Data parallelism with rayon

For "do the same thing to every element of a collection, in parallel," reach for rayon:

use rayon::prelude::*;
 
let nums: Vec<i32> = (1..=1_000_000).collect();
let sum: i32 = nums.par_iter().sum();

.par_iter() swaps the sequential iterator for a parallel one. Rayon manages a thread pool, splits the work, and joins the results. For embarrassingly parallel work over Vec, slice, HashMap, this is two lines and you get all the cores.

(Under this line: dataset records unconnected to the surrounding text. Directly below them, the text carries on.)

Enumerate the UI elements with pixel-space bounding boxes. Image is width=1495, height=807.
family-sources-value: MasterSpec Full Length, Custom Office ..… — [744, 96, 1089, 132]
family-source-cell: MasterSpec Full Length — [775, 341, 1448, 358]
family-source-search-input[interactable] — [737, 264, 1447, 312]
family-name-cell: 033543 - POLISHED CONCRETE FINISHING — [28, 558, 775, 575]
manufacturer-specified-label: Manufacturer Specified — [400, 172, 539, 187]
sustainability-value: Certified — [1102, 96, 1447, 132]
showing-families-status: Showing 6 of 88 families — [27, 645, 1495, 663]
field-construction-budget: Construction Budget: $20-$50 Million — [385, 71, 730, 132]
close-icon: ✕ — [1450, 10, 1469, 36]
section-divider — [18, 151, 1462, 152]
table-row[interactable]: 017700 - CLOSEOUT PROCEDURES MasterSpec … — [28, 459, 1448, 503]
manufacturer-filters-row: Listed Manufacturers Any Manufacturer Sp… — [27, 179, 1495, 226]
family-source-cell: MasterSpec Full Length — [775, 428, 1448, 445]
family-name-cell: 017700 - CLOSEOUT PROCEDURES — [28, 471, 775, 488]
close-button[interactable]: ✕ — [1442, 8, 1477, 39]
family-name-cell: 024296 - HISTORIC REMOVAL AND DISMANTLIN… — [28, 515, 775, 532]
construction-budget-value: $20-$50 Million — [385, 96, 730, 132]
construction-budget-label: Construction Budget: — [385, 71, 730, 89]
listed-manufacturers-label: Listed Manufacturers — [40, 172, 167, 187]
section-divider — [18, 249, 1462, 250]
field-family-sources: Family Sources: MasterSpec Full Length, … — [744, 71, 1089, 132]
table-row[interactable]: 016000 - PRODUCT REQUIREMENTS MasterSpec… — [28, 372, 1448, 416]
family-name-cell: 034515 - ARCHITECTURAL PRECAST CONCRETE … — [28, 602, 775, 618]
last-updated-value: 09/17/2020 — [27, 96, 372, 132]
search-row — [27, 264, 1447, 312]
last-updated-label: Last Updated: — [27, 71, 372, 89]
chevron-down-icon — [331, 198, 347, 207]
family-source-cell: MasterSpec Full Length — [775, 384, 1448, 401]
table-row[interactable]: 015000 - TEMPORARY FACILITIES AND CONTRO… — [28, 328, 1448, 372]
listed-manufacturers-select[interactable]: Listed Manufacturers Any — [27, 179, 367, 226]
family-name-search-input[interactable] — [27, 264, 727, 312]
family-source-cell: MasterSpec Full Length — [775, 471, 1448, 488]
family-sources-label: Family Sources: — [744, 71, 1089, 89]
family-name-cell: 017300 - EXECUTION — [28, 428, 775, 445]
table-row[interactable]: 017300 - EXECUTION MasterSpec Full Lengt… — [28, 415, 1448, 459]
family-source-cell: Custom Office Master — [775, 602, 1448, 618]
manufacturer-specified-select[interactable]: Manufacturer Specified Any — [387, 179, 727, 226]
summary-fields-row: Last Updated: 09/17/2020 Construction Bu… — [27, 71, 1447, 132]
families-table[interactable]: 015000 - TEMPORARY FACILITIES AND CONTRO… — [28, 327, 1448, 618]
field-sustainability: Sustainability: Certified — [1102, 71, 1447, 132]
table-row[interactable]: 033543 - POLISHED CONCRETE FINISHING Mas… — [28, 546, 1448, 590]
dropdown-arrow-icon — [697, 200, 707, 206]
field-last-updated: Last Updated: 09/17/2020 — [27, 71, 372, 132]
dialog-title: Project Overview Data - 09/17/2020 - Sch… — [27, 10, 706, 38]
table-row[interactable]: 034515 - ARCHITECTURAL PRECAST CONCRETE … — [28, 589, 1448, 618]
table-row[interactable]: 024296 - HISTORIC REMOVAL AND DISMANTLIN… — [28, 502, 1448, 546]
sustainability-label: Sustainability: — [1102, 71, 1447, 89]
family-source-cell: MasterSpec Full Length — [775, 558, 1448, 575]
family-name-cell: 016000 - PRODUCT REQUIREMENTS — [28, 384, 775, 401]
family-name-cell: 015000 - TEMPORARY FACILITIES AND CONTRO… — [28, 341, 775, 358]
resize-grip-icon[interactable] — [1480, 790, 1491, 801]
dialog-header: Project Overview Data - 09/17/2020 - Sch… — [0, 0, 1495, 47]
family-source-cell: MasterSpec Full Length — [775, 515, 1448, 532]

The classic async footgun: blocking lock across await

This bug shows up constantly in agent-written async code:

△ Bad
use std::sync::Mutex;
use std::sync::Arc;

async fn handle(state: Arc<Mutex<State>>) {
  let mut g = state.lock().unwrap();
  g.update();
  fetch_external().await;  // lock held across await
  g.commit();
}
◇ Good
use tokio::sync::Mutex;
use std::sync::Arc;

async fn handle(state: Arc<Mutex<State>>) {
  {
      let mut g = state.lock().await;
      g.update();
  }
  fetch_external().await;
  {
      let mut g = state.lock().await;
      g.commit();
  }
}

Two issues with the bad version. First, std::sync::Mutex blocks the OS thread; held across .await, it can deadlock the entire runtime if the executor schedules another task that needs the same lock. Second, even with tokio::sync::Mutex, holding the guard across an external call is bad practice: it serializes all callers on a slow operation.

The rules:

  • std::sync::Mutex is fine in async code as long as you do not hold the guard across .await. Drop it in a scope.
  • tokio::sync::Mutex is for when you genuinely need to hold a lock across .await. Slower than std::sync::Mutex. Use only when needed.
  • Whenever possible, take the lock, copy what you need, drop the lock, then do async work.